As @David C. Ullrich has noted, being differentiable a.e. in the classical sense still does not entail that being weakly differentiable. The reasoning is the following: Assume that $v'$ exists a.e., then for $\varphi\in C_{0}^{\infty}(a,b)$, \begin{align*} \int_{a}^{b}v'(x)\varphi(x)dx=\color{red}{v(x)\varphi(x)\bigg|_{x=a}^{x=b}}-\int_{a}^{b}v(x)\varphi'(x)dx, \end{align*} the question is the red label one. Let us review how do we deduce the formula for integration by parts. For Lebesgue integrals version, one does \begin{align*} \int_{a}^{b}v'(x)\varphi(x)dx+\int_{a}^{b}v(x)\varphi'(x)dx&=\int_{a}^{b}[v'(x)\varphi(x)+v(x)\varphi'(x)]dx\\ &=\int_{a}^{b}(v(x)\varphi(x))'dx\\ &=\color{red}{v(b)\varphi(b)-v(a)\varphi(a)}. \end{align*} If $v$ is differenitable everywhere and $v'$ is bounded, then $v$ is absolutely continuous. Since $\varphi$ is twice differentiable and has compactly supported, $\varphi$ is absolutely continuous, so the product $v\varphi$ is absolutely continuous, and the red label goes through.

If $v$ is merely differentiable everywhere but not absolutely continuous, the product $v\varphi$ is not necessarily absolutely continuous, so the red label may not go through.

Of course, in this question, $v$ is an anti-derivative of $u$, and we know that anti-derivative is absolutely continuous, so the product $v\varphi$ is absolutely continuous, and the red label goes through.

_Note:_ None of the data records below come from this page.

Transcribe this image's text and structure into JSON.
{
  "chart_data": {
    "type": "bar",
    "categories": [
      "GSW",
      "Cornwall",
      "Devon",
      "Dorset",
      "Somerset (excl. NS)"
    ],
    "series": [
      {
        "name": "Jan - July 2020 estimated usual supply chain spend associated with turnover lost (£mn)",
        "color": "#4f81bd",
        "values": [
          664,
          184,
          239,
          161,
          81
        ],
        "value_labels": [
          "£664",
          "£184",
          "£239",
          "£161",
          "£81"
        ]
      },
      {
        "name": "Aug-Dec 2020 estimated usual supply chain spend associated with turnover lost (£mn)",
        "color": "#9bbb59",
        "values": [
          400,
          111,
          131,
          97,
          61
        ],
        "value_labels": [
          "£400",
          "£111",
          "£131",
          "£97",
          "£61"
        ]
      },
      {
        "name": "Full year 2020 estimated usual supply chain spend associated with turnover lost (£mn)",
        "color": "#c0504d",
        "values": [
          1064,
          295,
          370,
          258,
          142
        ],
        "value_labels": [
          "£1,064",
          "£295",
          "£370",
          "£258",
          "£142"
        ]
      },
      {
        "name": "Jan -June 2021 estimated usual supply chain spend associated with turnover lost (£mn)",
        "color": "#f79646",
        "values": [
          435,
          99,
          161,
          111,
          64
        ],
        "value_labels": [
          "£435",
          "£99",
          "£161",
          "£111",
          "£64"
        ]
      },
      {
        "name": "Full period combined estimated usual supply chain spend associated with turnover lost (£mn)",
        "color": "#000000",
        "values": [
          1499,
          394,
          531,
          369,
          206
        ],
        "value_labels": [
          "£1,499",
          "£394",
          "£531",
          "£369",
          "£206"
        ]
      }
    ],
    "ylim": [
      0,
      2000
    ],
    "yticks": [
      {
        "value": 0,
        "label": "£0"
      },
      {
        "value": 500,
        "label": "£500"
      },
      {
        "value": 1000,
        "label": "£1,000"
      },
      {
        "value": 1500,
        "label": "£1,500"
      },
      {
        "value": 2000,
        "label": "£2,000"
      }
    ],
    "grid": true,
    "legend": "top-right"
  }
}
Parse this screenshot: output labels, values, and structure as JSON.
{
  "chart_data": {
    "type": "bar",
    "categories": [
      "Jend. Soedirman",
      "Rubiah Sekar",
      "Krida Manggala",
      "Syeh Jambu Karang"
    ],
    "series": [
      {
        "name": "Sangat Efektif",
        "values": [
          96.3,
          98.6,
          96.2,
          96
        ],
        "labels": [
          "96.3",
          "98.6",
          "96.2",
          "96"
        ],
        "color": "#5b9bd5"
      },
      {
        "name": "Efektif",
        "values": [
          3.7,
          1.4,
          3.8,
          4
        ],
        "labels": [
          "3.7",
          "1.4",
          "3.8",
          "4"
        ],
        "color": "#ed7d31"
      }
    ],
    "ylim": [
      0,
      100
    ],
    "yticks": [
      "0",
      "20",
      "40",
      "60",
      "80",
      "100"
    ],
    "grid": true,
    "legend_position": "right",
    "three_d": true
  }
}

In the classical mathematical analysis (Riemann integration), the formula for integration by parts only assumes that both $f$ and $g$ being differentiable with $f'$ and $g'$ being Riemann integrable. Note that Riemann integrable implies boundedness (it depends which definition one adopts, it may be required as a part of the definition of being Riemann integrable). So the assumption here entails that the product $fg$ is absolutely continuous, and it agrees with the Lebesgue integrals version.